Setelah menikah dengan sang istri tercinta Nursiah, mereka hijrah ke Kota Palu. Mulailah terlihat ada perubahan strategi pemasaran ikan asin yang dilakukan sang suami oleh polesan seorang istri yang paham ekonomi.

Ketika sang istri melihat dan mempelajari pembukuan sederhana sang suami, maka sang istri kemudian memberi komentar “ kalau seperti ini cara berdagangmu bisa tutup usahamu, bisa bangkrut bisnismu ”, sebagai bentuk penegasan.

Pola berdagang seperti ini perputaran sangat lambat, omset sulit bergerak naik. Kita harus memperluas pasar sesegera mungkin dan bisa mendapat dana segar, agar bisa lancar membayar ke pemasok. Selain itu harga di tingkat konsumen bisa lebih murah dan selalu lebih segar karena perputaran cepat kata Nursiah kepada suaminya. Rupanya sistem pemasaran digital seperti perubahan taxi konvensional ke taxi aplikasi dan bisnis online lainnya di saat masih kuliah beberapa tahun lalu menjadi inspirasi bagi Nursiah.
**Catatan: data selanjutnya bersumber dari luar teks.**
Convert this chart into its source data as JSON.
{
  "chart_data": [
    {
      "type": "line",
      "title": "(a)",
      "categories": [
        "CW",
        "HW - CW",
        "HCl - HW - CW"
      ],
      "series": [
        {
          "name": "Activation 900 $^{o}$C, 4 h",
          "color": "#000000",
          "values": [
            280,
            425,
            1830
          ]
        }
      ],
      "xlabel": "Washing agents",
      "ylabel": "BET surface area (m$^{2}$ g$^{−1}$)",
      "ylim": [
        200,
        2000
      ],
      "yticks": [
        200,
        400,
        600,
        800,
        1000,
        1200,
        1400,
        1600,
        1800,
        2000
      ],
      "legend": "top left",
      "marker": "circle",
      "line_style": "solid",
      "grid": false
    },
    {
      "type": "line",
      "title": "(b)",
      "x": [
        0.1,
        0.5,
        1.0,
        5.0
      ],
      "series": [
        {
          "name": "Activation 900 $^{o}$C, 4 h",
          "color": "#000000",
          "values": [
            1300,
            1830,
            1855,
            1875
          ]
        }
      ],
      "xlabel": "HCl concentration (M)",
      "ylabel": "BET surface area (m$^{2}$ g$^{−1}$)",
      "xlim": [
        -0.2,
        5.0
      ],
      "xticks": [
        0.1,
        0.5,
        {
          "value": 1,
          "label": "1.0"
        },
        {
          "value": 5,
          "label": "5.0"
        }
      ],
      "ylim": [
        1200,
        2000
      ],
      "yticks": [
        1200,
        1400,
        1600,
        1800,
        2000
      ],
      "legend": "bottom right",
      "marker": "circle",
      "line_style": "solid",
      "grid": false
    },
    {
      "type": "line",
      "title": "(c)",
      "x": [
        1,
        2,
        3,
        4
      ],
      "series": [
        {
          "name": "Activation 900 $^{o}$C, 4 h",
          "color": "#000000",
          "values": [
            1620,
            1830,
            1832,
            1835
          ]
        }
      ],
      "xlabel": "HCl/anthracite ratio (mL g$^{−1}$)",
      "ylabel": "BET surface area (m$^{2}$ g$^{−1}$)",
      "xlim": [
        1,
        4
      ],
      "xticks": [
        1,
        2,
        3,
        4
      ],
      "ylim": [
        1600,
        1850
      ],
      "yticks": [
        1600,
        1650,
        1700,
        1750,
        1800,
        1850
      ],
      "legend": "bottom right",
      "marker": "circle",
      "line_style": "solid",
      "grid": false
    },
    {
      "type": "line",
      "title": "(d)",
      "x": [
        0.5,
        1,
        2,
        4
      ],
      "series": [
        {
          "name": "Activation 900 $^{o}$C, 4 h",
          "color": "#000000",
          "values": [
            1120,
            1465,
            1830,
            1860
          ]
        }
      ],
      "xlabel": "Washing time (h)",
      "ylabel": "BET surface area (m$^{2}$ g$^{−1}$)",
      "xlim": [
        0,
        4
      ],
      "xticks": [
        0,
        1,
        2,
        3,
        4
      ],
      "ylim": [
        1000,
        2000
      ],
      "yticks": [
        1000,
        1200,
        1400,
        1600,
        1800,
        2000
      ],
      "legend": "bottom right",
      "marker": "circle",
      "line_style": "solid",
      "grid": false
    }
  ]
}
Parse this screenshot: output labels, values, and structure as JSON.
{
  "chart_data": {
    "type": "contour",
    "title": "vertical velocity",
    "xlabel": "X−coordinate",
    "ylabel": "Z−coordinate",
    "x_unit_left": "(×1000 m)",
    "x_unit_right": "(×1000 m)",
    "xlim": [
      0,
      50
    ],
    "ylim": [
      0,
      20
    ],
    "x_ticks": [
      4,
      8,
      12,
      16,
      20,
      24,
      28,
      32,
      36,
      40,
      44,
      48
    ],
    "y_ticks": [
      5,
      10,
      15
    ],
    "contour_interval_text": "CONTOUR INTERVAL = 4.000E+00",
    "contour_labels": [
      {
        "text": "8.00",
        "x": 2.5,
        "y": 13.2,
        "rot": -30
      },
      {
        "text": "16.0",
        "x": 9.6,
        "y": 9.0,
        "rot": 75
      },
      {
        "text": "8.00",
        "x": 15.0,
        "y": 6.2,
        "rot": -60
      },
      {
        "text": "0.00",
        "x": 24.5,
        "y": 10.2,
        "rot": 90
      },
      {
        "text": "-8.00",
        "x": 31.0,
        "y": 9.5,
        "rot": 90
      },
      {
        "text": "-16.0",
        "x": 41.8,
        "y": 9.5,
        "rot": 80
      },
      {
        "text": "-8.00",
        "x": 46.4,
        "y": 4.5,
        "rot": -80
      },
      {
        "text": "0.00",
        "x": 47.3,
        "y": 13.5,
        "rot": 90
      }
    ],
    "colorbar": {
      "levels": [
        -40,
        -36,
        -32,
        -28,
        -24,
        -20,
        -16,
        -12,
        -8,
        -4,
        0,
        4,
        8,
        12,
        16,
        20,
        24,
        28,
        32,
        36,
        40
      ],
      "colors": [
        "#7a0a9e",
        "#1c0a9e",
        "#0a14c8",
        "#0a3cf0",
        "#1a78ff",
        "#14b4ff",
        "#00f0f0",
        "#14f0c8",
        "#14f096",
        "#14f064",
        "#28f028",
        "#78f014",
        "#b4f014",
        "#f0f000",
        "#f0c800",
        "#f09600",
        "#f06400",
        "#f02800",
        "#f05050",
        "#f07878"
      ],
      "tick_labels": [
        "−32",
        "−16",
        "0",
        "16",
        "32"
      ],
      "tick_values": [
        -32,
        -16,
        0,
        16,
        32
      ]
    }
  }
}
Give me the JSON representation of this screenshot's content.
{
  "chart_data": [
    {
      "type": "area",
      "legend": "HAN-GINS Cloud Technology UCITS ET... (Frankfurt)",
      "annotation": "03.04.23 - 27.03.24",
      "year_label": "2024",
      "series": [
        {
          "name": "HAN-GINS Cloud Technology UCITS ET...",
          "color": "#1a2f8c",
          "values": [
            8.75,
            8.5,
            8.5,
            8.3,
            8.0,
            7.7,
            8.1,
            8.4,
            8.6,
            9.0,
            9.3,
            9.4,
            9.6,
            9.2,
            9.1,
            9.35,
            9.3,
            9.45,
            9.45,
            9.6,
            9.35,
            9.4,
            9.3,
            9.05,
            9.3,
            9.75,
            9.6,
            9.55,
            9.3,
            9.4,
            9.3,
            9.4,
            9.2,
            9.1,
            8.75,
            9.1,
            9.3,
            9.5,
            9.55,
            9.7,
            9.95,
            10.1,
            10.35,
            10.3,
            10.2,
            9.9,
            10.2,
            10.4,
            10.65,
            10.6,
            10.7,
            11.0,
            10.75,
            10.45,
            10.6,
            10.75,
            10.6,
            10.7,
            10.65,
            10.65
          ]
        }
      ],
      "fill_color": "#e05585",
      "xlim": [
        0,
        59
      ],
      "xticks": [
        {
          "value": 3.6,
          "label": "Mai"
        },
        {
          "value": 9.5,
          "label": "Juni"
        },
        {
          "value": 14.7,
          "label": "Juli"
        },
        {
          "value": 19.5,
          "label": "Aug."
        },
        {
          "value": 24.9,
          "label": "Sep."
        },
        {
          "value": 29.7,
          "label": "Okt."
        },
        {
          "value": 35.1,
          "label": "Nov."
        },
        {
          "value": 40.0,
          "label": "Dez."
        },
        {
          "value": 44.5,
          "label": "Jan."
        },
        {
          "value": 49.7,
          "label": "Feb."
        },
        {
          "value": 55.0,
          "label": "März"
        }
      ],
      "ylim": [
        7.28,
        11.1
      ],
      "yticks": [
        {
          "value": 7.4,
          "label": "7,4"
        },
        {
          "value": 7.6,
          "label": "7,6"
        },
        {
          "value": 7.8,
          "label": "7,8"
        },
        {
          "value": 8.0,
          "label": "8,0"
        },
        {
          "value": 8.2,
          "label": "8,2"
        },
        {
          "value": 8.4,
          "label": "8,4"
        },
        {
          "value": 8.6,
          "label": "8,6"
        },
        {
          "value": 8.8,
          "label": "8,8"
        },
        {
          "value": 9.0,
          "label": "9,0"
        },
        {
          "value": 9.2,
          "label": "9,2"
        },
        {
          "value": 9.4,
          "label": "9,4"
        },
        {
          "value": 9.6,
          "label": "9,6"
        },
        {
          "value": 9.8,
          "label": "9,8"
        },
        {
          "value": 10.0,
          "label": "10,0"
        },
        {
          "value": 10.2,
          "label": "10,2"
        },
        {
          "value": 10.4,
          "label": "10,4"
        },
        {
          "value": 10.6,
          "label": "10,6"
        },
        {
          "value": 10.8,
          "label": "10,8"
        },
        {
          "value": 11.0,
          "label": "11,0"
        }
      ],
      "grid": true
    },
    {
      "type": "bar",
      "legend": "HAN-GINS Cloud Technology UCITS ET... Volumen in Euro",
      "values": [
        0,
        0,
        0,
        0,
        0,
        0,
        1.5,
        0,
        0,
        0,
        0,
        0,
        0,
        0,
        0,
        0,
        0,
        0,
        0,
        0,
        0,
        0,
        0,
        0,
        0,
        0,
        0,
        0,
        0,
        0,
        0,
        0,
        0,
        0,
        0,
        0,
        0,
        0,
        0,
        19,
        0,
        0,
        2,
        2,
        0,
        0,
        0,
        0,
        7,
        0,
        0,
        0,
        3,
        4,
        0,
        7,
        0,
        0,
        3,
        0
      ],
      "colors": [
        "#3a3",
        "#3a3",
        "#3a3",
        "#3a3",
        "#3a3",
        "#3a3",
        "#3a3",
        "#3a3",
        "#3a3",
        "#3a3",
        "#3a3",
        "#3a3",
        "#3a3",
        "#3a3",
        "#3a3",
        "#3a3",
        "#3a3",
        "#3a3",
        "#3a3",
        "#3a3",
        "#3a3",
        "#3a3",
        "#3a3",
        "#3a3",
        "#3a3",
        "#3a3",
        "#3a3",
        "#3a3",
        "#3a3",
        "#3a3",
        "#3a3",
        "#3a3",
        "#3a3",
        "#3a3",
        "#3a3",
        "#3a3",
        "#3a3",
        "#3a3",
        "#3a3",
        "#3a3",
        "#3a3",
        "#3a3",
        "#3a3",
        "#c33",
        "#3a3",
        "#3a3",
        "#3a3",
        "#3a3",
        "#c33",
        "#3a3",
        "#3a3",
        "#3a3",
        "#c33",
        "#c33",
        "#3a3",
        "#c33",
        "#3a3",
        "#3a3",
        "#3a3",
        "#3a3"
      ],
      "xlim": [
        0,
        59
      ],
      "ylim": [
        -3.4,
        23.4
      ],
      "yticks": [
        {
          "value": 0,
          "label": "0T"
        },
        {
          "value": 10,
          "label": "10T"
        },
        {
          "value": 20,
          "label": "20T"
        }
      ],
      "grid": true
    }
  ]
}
Mulailah strategi pemasaran di rubah. Suplai ke pengecer di dua pasar tetap dilanjutkan, namun ada perubahan cara pembayaran. Kalau dicicil maka pembayarannya naik menjadi tiga kali lipat dibanding cash. Tujuannya sebagai bentuk edukasi agar pengecer bisa membayar cash dan bisa menjual lebih murah ke konsumen dan perputaran lebih cepat.

Hasilnya tidak sesuai harapan, karena sebagian besar tetap memilih menyicil. Ini memberi indikasi bahwa para pengecer kesulitan modal. Ini harusnya menjadi peluang dan tugas bagi lembaga keuangan agar memberi perhatian terhadap usaha mikro kecil.